Al norte del departamento del Valle existe un municipio rico en el cultivo de la caña de azúcar; se llama Zarzal. Allí está ubicado el corregimiento La Paila, uno de los más grandes del departamento. En La Paila nació Óscar Murillo, un artista contemporáneo de los más cotizados del mundo.

Aunque no como polizón, Murillo fue un emigrante. Teniendo 10 años, se trasladó con su familia a Londres buscando mejores condiciones de vida tras la depresión económica de estos años noventa, y junto a su padre, en esta ciudad, se dedicaron a limpiar oficinas.

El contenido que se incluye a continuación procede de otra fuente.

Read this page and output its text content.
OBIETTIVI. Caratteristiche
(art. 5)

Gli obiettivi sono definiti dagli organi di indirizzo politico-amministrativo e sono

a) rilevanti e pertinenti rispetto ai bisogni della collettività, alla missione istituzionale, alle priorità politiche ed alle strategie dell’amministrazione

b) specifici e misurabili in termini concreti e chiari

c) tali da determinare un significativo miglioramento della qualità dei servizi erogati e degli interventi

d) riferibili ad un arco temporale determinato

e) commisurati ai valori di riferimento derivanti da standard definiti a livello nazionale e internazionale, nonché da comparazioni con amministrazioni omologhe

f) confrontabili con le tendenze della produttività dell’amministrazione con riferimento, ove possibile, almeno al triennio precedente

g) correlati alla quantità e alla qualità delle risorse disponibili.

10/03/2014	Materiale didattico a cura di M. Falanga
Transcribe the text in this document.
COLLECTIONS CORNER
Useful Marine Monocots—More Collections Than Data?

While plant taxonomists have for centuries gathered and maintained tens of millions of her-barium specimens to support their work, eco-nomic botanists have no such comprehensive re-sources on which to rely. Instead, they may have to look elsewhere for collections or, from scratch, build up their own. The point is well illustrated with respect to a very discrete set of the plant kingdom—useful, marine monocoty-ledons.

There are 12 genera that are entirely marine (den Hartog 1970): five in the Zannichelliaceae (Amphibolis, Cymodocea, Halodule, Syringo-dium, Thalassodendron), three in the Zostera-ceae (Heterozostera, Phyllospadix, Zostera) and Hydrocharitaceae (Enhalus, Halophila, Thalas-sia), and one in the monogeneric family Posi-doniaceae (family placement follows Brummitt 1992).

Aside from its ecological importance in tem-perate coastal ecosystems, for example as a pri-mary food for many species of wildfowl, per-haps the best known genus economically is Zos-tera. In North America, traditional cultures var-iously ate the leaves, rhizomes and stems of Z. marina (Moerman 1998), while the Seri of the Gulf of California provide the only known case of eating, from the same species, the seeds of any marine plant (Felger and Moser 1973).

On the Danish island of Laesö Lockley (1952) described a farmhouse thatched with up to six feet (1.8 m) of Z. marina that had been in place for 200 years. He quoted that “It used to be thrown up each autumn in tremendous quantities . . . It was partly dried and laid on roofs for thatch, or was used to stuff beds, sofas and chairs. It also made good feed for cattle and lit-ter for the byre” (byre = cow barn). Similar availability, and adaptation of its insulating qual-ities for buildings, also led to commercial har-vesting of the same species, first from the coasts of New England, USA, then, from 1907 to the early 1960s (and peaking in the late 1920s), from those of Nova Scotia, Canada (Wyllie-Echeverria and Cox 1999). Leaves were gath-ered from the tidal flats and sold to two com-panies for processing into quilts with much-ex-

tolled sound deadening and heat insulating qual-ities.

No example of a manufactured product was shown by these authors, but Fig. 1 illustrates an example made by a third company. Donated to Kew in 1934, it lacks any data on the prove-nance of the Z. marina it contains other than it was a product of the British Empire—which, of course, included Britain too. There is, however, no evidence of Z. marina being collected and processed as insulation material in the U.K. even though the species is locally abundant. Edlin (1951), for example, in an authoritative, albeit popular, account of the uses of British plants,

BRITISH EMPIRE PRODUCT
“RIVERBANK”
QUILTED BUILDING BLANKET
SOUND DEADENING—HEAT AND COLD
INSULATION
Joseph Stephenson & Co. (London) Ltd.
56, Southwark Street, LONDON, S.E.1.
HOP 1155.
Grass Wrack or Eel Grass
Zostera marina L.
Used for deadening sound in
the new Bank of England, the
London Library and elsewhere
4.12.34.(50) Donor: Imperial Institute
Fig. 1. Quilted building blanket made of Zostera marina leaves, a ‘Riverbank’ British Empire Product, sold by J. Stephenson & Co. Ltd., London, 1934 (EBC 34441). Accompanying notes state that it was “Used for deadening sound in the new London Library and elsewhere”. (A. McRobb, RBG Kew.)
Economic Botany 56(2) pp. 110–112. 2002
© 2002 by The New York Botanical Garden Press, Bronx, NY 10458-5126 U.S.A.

Había una crisis en Colombia. El país estaba sufriendo transformaciones a raíz de reformas para permitir el acceso de capitales internacionales y gestionar recursos crediticios. La regulación afectaba el mercado bancario, se privatizó la banca estatal y recibían bancos extranjeros. La economía nacional se iba deteriorando y había una tasa de desempleo alta (22 por ciento en este 1999, según el investigador Alejandro Torres G. de la Universidad de Antioquia). Murillo y su familia migraron por esta crisis.

Hay que ponerle geografía

Año 2003. Era un buen inicio del Siglo XXI para el Valle del Cauca: “El microbiólogo de Buenaventura Raúl Cuero, ganó el premio más prestigioso de Tecnología de la NASA”, decía la televisión nacional. Esto fue un orgullo e inspiración para los bonavorences; de por sí, han sido una cultura alegre y fiestera, talentosos bailarines y muy musicales como se representa también en los demás municipios del Valle del Cauca. Durante este año la disquera Cielo Music Group y el productor Tweety González, conocido por producirle a Soda Stereo pre-producían en Cali el Tripping Tropicana, nuevo álbum de los Litio.

Luego de que Tweety respirara el aire cálido, se empapara del ambiente de Cali, y tal vez leyera algo de Andrés Caicedo, viajaron a Los Ángeles. Allá, en espacios gratos y de trabajo musical, la agrupación concibió la añoranza de su tierra porque querían crear un disco muy vallecaucano. Algo así como Murillo crea con el arte plástico en Londres, Superlitio con el musical en la ciudad californiana.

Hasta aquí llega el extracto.